2- Em 10.01.2008, a impugnante apresentou uma reclamação graciosa da liquidação de imposto primitivamente efectuada, cujo conteúdo se dá aqui por reproduzido, pretendendo que fosse considerado um montante de imposto a recuperar no montante de € 14.296.746,10, como consequência de um apuramento desagregado da actividade concessionada e da actividade sujeita ao regime geral do IRC, do qual resultaria a não comunicabilidade dos prejuízos apurados na actividade sujeita em relação à actividade concessionada, pelo que a dedução à colecta que beneficiaria apenas a actividade concessionada ascenderia ao montante de € 64.824.505,13. –cfr Proc. Recl. Graciosa apensa aos autos.

3- A reclamação graciosa referida supra mereceu decisão de indeferimento liminar em 15.10.2010, por se haver entendido existir erro na forma de procedimento utilizado e carecer de convolação para a forma adequada em razão da correcção à liquidação que considerou o valor da derrama devida pelo contribuinte . – cfr despacho aposto sobre Parecer e Informação dos Serviços, de fls. 81 e segs, do Proc. Recl. Graciosa apensa.

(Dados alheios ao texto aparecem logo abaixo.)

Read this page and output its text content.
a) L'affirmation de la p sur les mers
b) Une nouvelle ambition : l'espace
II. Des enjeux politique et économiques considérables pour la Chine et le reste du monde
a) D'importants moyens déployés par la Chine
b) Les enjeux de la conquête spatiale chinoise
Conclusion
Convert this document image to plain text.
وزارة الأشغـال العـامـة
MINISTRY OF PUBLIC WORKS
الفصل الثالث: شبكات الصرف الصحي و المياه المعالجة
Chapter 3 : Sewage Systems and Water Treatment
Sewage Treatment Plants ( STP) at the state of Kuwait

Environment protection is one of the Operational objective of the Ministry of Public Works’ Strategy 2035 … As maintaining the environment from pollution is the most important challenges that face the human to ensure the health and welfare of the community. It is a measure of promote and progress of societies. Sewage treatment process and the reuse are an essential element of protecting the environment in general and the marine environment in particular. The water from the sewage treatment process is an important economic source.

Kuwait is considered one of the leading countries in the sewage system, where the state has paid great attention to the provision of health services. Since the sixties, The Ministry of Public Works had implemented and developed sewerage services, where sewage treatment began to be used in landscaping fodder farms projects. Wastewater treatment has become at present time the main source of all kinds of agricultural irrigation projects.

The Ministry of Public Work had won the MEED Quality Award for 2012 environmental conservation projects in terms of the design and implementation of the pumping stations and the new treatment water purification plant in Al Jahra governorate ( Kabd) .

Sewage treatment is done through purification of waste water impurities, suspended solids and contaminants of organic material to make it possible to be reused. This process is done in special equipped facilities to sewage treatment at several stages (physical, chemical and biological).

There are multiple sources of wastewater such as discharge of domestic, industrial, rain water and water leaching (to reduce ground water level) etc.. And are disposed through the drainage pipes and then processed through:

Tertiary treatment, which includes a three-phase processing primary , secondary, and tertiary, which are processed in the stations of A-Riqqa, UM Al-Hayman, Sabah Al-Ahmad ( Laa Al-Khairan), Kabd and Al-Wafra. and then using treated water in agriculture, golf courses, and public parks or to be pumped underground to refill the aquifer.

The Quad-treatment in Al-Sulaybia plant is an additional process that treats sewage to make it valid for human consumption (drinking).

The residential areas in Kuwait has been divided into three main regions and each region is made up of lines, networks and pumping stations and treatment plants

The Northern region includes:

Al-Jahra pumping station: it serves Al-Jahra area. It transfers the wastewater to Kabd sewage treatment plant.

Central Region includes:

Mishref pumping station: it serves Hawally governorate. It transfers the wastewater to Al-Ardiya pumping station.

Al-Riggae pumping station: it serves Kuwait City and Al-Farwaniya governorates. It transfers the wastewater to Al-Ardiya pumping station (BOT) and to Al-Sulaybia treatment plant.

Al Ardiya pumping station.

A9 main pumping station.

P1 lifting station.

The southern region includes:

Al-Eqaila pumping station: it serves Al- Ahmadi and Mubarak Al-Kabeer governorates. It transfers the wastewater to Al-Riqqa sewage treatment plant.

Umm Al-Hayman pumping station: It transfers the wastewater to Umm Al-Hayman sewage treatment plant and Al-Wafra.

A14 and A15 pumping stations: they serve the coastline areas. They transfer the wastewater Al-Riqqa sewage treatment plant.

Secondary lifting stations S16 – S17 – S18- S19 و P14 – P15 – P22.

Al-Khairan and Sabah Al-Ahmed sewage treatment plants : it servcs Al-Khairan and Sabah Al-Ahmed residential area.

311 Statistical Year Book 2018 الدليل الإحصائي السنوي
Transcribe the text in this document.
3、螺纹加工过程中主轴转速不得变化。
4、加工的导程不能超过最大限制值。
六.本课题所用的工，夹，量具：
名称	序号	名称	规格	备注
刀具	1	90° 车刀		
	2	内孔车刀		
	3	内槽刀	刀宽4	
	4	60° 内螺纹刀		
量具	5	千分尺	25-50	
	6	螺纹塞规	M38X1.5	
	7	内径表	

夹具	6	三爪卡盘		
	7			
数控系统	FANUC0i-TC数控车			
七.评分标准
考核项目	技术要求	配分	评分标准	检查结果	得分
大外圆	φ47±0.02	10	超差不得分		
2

4- Da decisão de indeferimento referido supra, foi deduzido recurso hierárquico no qual pretende que se verifique pronuncia sobre a questão da separação de colectas entre as actividades concessionadas e não concessionadas e consequente insusceptibilidade de comunicabilidade dos prejuízos fiscais apurados nas diferentes actividades, assim como da aplicação do benefício fiscal na actividade concessionada, a qual mereceu despacho de indeferimento de 27.04.2012, da Subdirectora Geral da A.T., no sentido de manter o entendimento vertido no procedimento gracioso antecedente. –cfr autos de Rec. Hierárquico e despacho aposto sobre Parecer e Informação dos Serviços, de fls 61 e segs do Proc Rec. Hier. apenso aos autos.

Factos Não Provados

Dos factos com interesse para a decisão da causa e constantes da impugnação, todos objecto de análise concreta, não se provaram os que não constam da factualidade supra descrita.

Motivação da decisão de facto

A decisão da matéria de facto efectuou-se com base no exame dos documentos e informações oficiais, não impugnados, que dos autos constam, tudo conforme referido a propósito de cada uma das alíneas do probatório.

3.2. Fundamentação de direito

3.2.1. Na sentença recorrida, após ter sido feito um breve resumo da pretensão das partes, saneado o processo, fixada a matéria de facto julgada provada e pertinente para a decisão da questão colocada em juízo, ficou decidida a improcedência do pedido de anulação do acto de liquidação impugnado.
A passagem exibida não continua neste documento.